You won’t see results immediately. Botox takes 3–5 days to start kinetically working and reaches full effect at 10–14 days. The two-week follow-up exists to catch any asymmetry or under-dosing while there’s still time to address it under the original treatment plan.
What Botox can’t fix
An honest provider tells you what you’re getting and what you’re not. Botox blocks the nerve signal that tells a muscle to contract. That’s it. It does not:
- Add volume — that’s filler.
- Resurface skin — that’s lasers, peels, or microneedling.
- Lift sagging tissue caused by bone loss or laxity — that’s ultrasound (Ultherapy), RF tightening, or surgery.
- Fix static lines that are etched into the skin even at rest — those need filler or resurfacing.
If your concern is “I look tired” or “my face looks heavier than it used to,” the answer is probably not 50 units of Botox. The answer is a conversation about what’s actually changing in your face and a treatment plan that addresses it specifically.
Frequently asked questions
How long does Botox last?
Three to four months on average. Patients with high metabolisms, very expressive faces, or rigorous training schedules may metabolize it faster. Patients on a regular maintenance cycle often find their results last longer over time as the underlying muscle reduces in size.
Can I work out the same day?
Skip cardio and weight training for 24 hours. The mechanism is that increased blood flow and head-down positions can theoretically displace the Botox before it binds to the nerve receptor. Walking is fine.
Will my face look frozen?
Not if dosed correctly. The “frozen” look is the result of over-dosing or treating areas that shouldn’t be treated. A skilled injector aims for natural movement with reduced creasing — not paralysis.
Is Botox safe long-term?
Botox has been in clinical use since the late 1980s and FDA-approved for cosmetic use since 2002. Long-term safety data is strong. Most patients on a regular schedule actually need slightly less Botox over time as the targeted muscles atrophy from disuse.
What’s the cheapest Botox in West Hollywood?
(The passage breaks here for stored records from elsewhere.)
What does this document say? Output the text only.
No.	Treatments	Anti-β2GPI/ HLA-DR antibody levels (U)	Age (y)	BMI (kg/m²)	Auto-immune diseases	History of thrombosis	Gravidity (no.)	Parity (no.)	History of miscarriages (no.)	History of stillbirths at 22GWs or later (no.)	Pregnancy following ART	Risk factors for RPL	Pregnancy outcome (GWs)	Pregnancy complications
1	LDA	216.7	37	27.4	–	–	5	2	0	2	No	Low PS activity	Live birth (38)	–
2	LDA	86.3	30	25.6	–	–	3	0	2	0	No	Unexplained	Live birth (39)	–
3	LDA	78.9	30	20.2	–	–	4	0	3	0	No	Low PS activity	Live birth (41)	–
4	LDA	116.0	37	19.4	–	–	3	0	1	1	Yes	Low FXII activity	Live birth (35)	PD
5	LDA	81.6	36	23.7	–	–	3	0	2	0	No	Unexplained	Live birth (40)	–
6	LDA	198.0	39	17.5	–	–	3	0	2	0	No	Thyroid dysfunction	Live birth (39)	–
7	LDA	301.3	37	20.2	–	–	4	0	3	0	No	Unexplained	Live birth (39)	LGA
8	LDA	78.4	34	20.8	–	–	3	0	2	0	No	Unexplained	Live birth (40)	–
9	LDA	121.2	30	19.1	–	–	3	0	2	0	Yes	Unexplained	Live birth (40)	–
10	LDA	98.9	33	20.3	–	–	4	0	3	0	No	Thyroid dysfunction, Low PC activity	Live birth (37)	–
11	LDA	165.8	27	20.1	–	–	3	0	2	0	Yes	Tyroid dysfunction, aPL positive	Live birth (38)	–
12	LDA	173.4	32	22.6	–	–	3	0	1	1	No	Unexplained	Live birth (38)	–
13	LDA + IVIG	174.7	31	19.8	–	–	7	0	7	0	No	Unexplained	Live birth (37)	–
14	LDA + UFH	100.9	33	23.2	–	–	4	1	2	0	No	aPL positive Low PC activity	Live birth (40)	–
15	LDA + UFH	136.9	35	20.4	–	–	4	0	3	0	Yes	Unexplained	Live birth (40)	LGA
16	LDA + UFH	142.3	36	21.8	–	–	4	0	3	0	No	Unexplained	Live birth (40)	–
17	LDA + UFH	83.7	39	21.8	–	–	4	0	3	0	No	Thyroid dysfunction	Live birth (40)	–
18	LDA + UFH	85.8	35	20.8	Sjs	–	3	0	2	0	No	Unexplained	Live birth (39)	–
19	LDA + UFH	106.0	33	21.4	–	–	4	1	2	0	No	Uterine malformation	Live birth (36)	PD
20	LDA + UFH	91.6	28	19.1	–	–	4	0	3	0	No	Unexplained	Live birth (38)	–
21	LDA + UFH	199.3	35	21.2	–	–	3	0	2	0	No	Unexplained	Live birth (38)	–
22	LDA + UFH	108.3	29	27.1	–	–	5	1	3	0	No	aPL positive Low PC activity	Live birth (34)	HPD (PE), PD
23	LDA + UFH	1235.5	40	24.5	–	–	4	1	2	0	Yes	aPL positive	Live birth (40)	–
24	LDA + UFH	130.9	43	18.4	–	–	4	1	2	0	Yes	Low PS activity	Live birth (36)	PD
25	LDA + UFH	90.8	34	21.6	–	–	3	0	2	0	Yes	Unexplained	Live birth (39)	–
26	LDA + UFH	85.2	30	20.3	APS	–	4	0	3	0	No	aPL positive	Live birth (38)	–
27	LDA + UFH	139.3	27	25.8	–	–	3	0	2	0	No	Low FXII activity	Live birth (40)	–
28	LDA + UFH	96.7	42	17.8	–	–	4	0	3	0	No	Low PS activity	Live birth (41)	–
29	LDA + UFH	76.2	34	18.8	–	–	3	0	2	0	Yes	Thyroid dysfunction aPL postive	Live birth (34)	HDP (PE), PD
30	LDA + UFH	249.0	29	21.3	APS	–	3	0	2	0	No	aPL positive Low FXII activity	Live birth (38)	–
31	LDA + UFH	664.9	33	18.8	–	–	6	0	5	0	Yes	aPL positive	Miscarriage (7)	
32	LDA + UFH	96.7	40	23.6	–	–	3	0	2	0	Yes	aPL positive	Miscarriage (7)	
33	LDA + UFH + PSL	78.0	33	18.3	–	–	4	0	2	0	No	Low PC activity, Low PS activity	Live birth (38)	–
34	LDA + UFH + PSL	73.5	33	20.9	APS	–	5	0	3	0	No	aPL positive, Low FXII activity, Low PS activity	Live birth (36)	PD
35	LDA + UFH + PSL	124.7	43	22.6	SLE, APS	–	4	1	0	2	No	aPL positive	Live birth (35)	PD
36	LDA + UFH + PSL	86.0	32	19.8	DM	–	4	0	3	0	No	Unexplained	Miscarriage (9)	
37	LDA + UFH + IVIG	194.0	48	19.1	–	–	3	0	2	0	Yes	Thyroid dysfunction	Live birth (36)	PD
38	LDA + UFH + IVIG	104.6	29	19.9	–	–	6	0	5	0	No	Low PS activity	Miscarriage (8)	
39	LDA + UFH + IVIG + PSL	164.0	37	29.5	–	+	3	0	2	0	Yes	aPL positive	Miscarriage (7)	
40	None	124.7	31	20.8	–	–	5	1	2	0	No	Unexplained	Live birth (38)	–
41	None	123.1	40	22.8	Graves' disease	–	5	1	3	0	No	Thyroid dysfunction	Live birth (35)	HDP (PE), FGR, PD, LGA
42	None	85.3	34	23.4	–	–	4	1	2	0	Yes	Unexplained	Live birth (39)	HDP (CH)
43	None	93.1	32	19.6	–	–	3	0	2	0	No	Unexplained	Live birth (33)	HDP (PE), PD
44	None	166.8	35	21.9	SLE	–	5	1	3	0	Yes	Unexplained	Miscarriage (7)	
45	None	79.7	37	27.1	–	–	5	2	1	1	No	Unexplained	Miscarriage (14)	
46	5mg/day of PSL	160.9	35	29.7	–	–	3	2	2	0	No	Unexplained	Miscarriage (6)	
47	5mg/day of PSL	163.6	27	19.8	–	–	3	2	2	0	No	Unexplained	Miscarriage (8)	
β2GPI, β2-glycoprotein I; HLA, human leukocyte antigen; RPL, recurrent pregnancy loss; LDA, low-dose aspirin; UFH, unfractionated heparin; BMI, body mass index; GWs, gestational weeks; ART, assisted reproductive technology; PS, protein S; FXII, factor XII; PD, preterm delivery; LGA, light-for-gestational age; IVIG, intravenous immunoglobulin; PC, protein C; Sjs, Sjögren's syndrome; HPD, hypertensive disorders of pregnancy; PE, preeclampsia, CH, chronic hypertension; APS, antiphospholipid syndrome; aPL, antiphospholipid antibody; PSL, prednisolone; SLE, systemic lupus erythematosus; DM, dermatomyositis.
If your goal is the lowest price, you’ll find it — but you’ll typically also find newer injectors, diluted product, or hidden upcharges. Botox is one of the few cosmetic treatments where the difference between $12/unit and $18/unit is almost entirely the injector’s skill and judgment. Treat the price like you would treat the price of an oil painting: the canvas costs the same, the artist is what changes.